Case Presentation: TS is a 58 year-old male with a past medical history of prediabetes, pulmonary embolism, and stage II colon cancer treated via hemicolectomy in 2016 who presented to the hospital with dyspnea and altered mental status. On exam, he was febrile to 38.6 degrees Celsius. His abdomen was distended and diffusely tender to palpation. He was hypoxic and severely tachypneic with Kussmaul respirations. The patient was started on BiPAP and admitted to the ICU. His labs revealed a blood glucose of 755, anion gap of 26, bicarbonate of 6, beta-hydroxybutyrate of 8.5, and a lactate of 7.1. The lipase level was greater than 1800, and the triglyceride level was 528. He was anuric with acute renal failure on admission. The patient underwent a CT of his abdomen and pelvis that revealed severe pancreatitis. Of note, his most recent hemoglobin A1c (HbA1c) 5 years ago was 6.1%. Repeat HbA1c upon admission was 12.0%. He was diagnosed with diabetic ketoacidosis (DKA) in the setting of severe pancreatitis. The patient was started on IV insulin and fluids. Throughout the night, he showed further signs of distributive shock as he became hypotensive with worsening mentation. He was intubated for airway protection, initiated on CRRT, and started on vasopressors as well as empiric antibiotics. The infectious work-up was unrevealing, and antibiotics were discontinued. He eventually improved on IV insulin with significant fluid repletion and was subsequently extubated.
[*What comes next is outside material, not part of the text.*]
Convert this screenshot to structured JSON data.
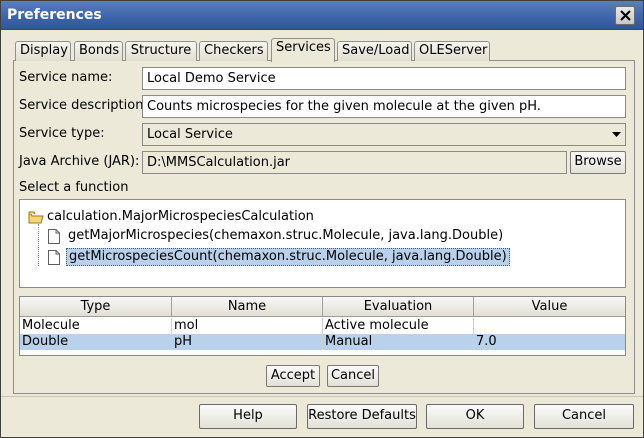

Discussion: This is a fascinating case, as it is unclear whether the acute pancreatitis led to DM complicated by DKA, or whether his prediabetes progressed to poorly-controlled DM, leading to DKA and hypertriglyceridemia with development of acute pancreatitis. Recent literature studies show an association between new diagnoses of DM and acute pancreatitis. A meta-analysis from 2014 revealed that 15% of patients were diagnosed with DM within 12 months of acute pancreatitis. This risk increased by more than twofold over 5 years. Another meta-analysis from 2019 found heterogeneity between the incidence of DM following cases of severe pancreatitis and cases of mild pancreatitis. The incidence was found to be 39% in severe cases and 14% in mild cases. These studies support the idea that this patient may have developed DM in the setting of acute pancreatitis. There are also reports of rare cases of DKA causing acute pancreatitis due to hypertriglyceridemia. According to a recent case series, this triad of hypertriglyceridemia, DKA, and acute pancreatitis occurs in approximately 4% of cases. The pathophysiology is well-understood, as DKA is an insulin-deficient state that leads to conversion of free fatty acids into VLDL. However, low levels of lipoprotein lipase lead to poor clearance of VLDL and consequent elevation of triglycerides. The same study notes that this triad is associated with a worse prognosis than simple acute pancreatitis. It is more likely to present with multi-organ failure and has a higher inpatient mortality rate. Thus, it is also possible that the patient’s DKA led to a severe case of pancreatitis.
Conclusions: This case represents a rare, severe manifestation of DKA. It is unclear whether the acute pancreatitis led to new-onset DM with DKA or vice versa. It also reinforced medical management of DKA in the setting of multi-organ system dysfunction. The patient’s anion gap eventually closed, and he was transitioned to basal-bolus insulin. As he continued to improve, he was weaned off vasopressors, extubated, and transferred to the medicine floor for further management.